Jawab Aryo sambil senyum menggoda mereka

"Bagaimana, Keadaanmu?"

Tanya Branas ke Sareh yang sedang duduk dengan kaki yang melonjor.

" Airnya membuatku jadi sadar, Dingin dan jernihnya seakan mengguyur rasa 

capekku"

"Hanya saja sekarang merasa lapar yang belum hilang"

Ujar Sareh 

"Baiklah, sekarang ayo bergegas"

"Kita menjauh dulu dari sini sejauh mungkin, sambil kita menemukan sesuatu 

yang dapat menghilangkan rasa lapar"

Kata Aryo

" Lantas Akiknya bagaimana ?"

Tanya Wiji

" Apakah kalian ada yang mau menyimpan atau merawatnya?"

Tanya Aryo ke semua penambang

Lama semua diam tidak ada yang menjawab, tiba tiba terdengar suara Sareh keras

" Kalau boleh aku minta emasnya"

" Tentu saja emasnya dibagi rata"

Ucap Branas melihat Sareh

" Sebenarnya aku juga takut membawanya" 

" Ya …. walaupun akik ini sangat menguntungkan…"

" Daripada terenggut?"

Kata Aryo sambil 

menyampirkan rompi basah agak kering di pundaknya yang kemudian menatap ke semua penambang

" Tidak ada yang mau membawa akik ini ?"

Tanya Aryo mengulangi

" Aku lebih baik tidak"

Jawab Karto

" Memang tidak ada yang mau pastinya"

Kata Branas

" Benda itu terlalu Mistis buat aku, terlalu wow gitu.."

Ucap Wiji 

"Baiklah, kita segera bergegas pergi dari sini" 

" Aku tahu, kita harus bawa kemana akik ini"

Ucap Aryo

Selang beberapa waktu kemudian, kelima penambang bersiap melanjutkan 

perjalanan guna menjauhkan diri dari pegunungan Lajejer menjauhi Lawes.

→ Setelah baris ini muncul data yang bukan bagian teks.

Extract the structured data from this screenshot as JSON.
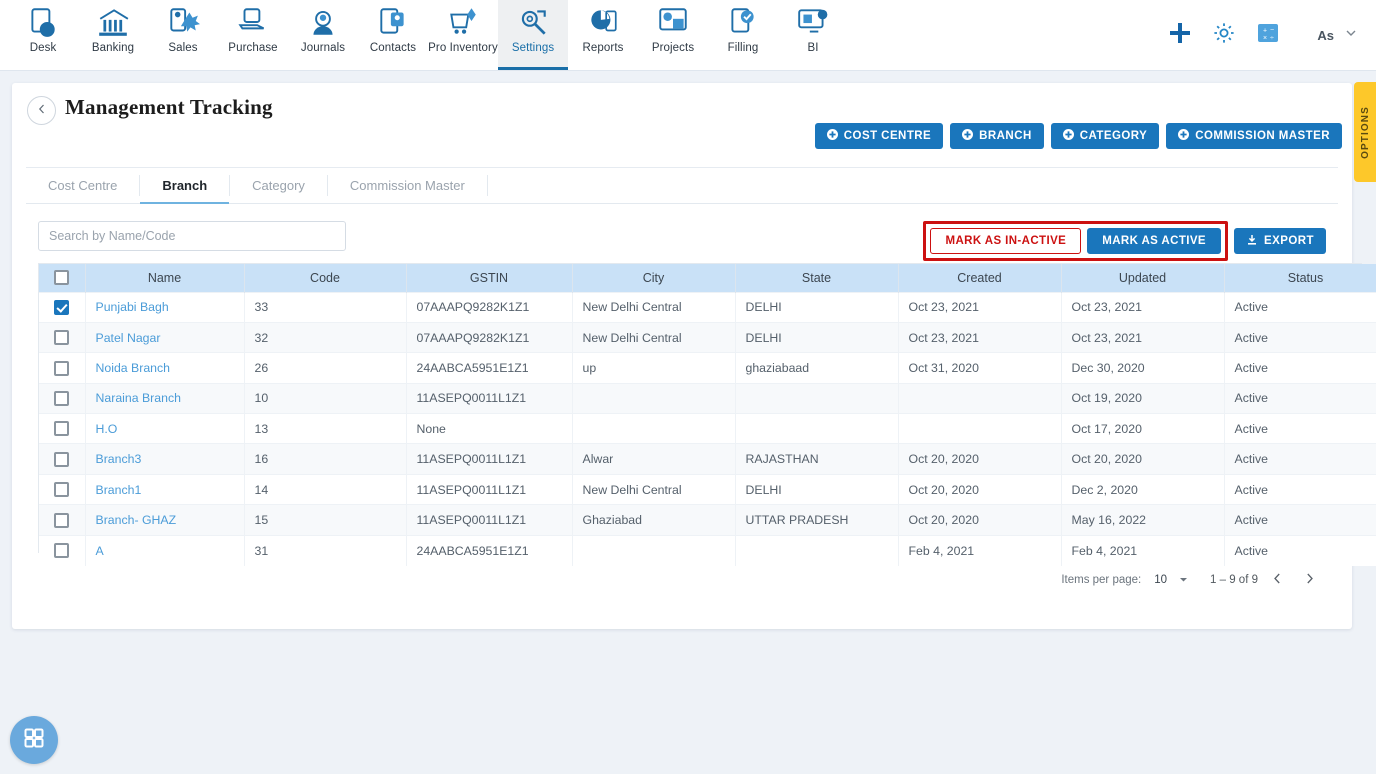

Mereka berencana pergi ketimur lewat jalan atas gunung mencari aman. Dimulailah mereka mendaki gunung Lajejer yang terjal banyak semak belukar berdaun lebar dan pohon pohon tinggi Pinus yang rapat.

Berjalan dengan di pimpin oleh Aryo kearah 

timur Kelima Penambang Hebat menaiki berjalan menelusuri sepanjang puncak pegunungan Lajejer untuk menuju kota Alingkukoh,

kerajaan tebesar kedua di Sanajayan setelah Wulansana. 

Sinar matahari pagi menabrak nabrak tingginnya pohon pinus dan juga sedikit berkabut membuat jelas semburan sinar yang menabrak pohon bergaris garis putih kekuningan menemani mereka berjalan menuju terbitnya Matahari.

...........

-----------------CHANDRAKLANA----‐-------‐-‐--

Singularity Of The Grand Prize

( Keganjilan Hadiah Utama )

*** Seratus tahun setelahnya***

Di Timur pegunungan Lajejer terdapat daerah lembah dataran yang banyak 

sebagian wilayahnya adalah hutan dan savanah rumput yang luas. Wilayah itu 

disebut, Lataran ijo. 

Alingkukoh, merupakan kota yang terletak di timur dekat laut. Pecahan gunung 

Lajejer dan gunung Galajar membuat keadaan Gerografisnya menjadi seperti 

bertebing tebing.

Dengan lautan yang menjorok mengguyur ombak besarnya mengenai bagian bawah 

tebing. Tebing yang sangat panjang sejauh mata memandang, banyak pecahan tebing 

terpisah seakan akan seperti batu batu raksasa di tepi pantai. Di sepanjang 

tebing terdapat sebuah tebing lagi yang sangat luas terpisah dari tebing induk. 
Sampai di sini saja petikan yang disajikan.